“哥哥。”何以初眨了眨眼,他挣脱了一下我的手,没挣动,也不恼,只微微靠近,“今天我跟闫航说话,哥哥是不是吃醋了?”
我盯着他,喉结上下滚动,在这一刻,我不得不承认,我喜欢的小朋友,远比我自己要勇敢。
“我”我偏开眼,握着他手腕的手松了力气,自暴自弃的抬头,手放在头顶胡乱抓了抓,很艰难的扯出来一个笑。
“对不起。”我说,“哥哥只是担心”
话没说完,生生被打断。
何以初似乎是再也不想听我说这些话,他整个人用力往前一扑,跪在我跟前,双手使劲搂住我的脖子,随之撞上来的是他的嘴唇,青涩的,莽撞的,不管不顾的。

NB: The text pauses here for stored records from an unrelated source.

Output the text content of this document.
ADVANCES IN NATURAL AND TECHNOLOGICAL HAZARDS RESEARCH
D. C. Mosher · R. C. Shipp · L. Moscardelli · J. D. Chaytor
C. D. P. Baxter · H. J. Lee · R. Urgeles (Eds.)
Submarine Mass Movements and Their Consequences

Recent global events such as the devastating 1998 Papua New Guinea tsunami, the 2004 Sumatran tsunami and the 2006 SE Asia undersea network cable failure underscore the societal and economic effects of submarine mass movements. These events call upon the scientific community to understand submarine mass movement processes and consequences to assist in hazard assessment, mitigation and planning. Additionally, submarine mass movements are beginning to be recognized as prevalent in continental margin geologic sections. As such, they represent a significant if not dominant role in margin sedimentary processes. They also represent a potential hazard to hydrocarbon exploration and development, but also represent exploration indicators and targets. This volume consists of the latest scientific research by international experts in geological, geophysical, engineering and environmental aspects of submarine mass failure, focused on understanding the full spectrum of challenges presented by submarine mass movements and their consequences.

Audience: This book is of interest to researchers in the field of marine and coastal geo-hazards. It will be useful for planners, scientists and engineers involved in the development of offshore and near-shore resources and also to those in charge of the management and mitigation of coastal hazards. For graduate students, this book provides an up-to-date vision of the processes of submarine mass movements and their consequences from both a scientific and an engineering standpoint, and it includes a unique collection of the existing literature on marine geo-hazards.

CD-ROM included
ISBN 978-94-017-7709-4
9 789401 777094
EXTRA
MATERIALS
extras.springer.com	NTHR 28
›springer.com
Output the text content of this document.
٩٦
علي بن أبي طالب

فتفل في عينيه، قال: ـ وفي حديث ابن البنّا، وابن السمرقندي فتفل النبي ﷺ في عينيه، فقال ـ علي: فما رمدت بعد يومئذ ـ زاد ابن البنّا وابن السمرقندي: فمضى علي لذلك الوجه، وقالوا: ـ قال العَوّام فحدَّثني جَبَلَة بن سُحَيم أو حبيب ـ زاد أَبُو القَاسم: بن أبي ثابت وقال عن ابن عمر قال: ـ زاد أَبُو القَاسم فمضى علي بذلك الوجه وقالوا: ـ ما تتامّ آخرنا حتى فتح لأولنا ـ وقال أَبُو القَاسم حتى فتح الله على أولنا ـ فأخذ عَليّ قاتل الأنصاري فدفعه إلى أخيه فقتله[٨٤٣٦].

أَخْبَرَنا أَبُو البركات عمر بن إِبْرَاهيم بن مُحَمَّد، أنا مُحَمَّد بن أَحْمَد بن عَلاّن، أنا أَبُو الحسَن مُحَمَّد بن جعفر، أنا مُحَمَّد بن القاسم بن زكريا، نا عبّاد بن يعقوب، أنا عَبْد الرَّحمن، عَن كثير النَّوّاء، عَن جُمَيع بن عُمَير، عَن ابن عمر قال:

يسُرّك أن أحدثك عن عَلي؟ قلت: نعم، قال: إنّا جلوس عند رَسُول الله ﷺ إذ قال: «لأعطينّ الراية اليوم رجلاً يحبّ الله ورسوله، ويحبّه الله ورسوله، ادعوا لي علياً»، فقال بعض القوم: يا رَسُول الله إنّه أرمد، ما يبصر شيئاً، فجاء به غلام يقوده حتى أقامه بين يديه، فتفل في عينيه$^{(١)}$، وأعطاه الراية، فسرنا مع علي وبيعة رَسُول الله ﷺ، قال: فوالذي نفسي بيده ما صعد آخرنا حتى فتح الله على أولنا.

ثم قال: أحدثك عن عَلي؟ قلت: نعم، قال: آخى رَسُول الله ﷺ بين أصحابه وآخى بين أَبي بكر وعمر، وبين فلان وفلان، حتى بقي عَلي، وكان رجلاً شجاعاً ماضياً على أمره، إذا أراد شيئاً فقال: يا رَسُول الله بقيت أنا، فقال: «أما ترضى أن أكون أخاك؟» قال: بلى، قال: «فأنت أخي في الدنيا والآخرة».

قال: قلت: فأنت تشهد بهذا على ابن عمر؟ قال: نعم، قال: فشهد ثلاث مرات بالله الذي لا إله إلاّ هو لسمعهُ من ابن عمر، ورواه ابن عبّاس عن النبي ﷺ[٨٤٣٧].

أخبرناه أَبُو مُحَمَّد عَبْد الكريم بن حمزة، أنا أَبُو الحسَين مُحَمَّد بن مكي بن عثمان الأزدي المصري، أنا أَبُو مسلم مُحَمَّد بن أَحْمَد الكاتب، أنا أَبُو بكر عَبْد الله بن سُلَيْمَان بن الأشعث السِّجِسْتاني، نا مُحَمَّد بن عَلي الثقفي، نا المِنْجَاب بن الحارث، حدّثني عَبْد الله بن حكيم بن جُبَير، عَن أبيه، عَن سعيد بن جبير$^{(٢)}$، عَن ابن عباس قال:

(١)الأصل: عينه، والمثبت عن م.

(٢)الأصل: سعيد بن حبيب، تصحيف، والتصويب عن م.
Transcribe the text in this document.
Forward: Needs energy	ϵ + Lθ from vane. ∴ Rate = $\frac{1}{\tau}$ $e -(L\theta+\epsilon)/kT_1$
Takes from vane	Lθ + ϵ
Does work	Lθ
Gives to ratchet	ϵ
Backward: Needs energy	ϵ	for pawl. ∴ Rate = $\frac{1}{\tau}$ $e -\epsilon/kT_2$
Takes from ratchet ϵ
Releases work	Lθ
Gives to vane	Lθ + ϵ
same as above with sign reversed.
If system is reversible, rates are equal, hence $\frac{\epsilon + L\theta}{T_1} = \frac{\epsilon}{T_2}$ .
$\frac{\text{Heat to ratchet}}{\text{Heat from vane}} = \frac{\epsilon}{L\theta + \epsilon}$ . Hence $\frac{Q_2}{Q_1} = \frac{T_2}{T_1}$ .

他撞上来的时候很用力,鼻子跟我的鼻子贴在一起,泛起了很酸很涩的疼。
嘴唇贴上来还不够,他不再是以前那个只唇瓣相碰就会满足的小朋友。
他急切地动作,牙齿胡乱蹭咬,冒冒失失的伸出舌尖,在我唇瓣四周舔舐,他张着嘴,小口喘着气,舌尖不知羞的往我的唇缝里钻。
我睁着眼睛,呼吸依旧平静,心脏却乱的早已溃不成军。
我看着近在眼前的何以初的睫毛,微微垂着,胡乱颤抖。
投影仪的光打在他脸上,时而暗时而亮起,暧昧朦胧,让人控制不住的眩晕。
耳边是他小声又不加克制的喘息,他整个人用力往我身上贴,贴的严丝合缝,密不可分。
你有没有听到过心动的声音。
那是克制,是失控,是溃不成军,是防不胜防,是下意识的回吻,是一万次的视线相交。
是何以初眼睛里的星星,是我扣在他后脑勺越来越重的力道。
第43章郁闷
当多巴胺分泌过多的时候,交感神经激烈碰撞,肾上腺素飙升,大脑也就失去了它的主导地位,甚至连思考的功能都跟着消失了。
伴随着最后一根弦的彻底断裂,我几乎是无意识的控住了何以初的大脑,更用力地将他压向自己,明明两具身体已经贴的快要窒息,却仍觉得不够,还想再近,还要更近。
何以初像一只软软的猫,他塌着腰趴在我身上,被我控着头,往上仰起脖子,纤长的颈线很漂亮,混合着喘息的口水顺着他的嘴角往下流,淫靡一片。
明明脸蛋都被憋红了,呼气声都开始不均匀,他仍固执的抓着我的衣服,很配合的张开嘴,努力承受着我越来越紧迫的进攻。
我可以掌控他的情绪,还可以轻易掌控住他的身体。